Oh, and with regard to the default fonts configured in the browser: I suppose we could try to favor fonts with a full collection of fraction characters, but this would be at the expense of something else - possibly other parts of the Unicode repertoire, as there's no such thing as a "complete" Unicode font, or possibly "just" aesthetics, if the preferred typeface designs are not the ones with all the fractions. I don't think this is a particularly useful way forward, and it could never solve all such issues. It's primarily up to page authors to specify appropriate fonts for the content they're publishing, if they're concerned about the details of appearance.
Is it possible to pick a font present on Macs that has ‘nice’ fractions, all of them, and make that the first choice for any fraction? 

If yes, good. 

If not, then this is probably WONTFIX.
(In reply to comment #9)
> Is it possible to pick a font present on Macs that has ‘nice’ fractions, all of
> them, and make that the first choice for any fraction? 

To be used instead of what's specified in the page's CSS, you mean?
> To be used instead of what's specified in the page's CSS, you mean?

The first example in the HTML example specifies only the likes of “font-size: medium;”, not a font, nor a font-family. So this is pure Firefox default, which is what I was hoping to improve.
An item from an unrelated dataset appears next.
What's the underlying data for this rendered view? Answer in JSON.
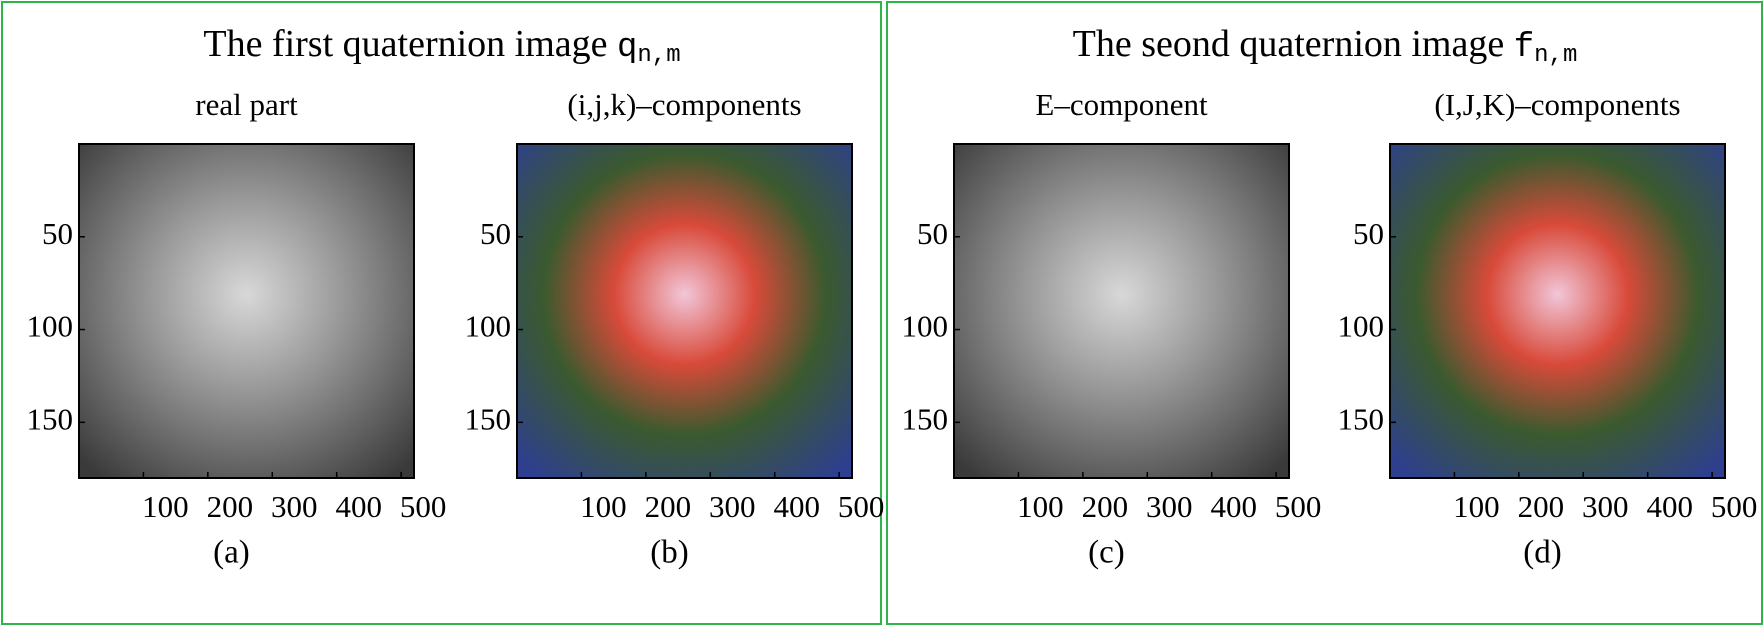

Of course, if the CSS specifies a font, that would over-ride the default, and that font — good or bad — is then what happens.
But the default font is something that shouldn't depend on the content; in particular it's just something set in your preferences....
PNG shows an extract from www.jdawiseman.com/papers/trivia/characters-copy-paste.html, as rendered by Safari on an iPad. Observe that the fractions are not perfect, but much more similar than the Firefox test cases posted. Conclusions: if a closed system like an iPad can’t get this perfect, Firefox is unlikely to do so. But Firefox could do much better than it is.
This might be (distantly) related to bug 663962.
Still a mess. Still a bug, methinks.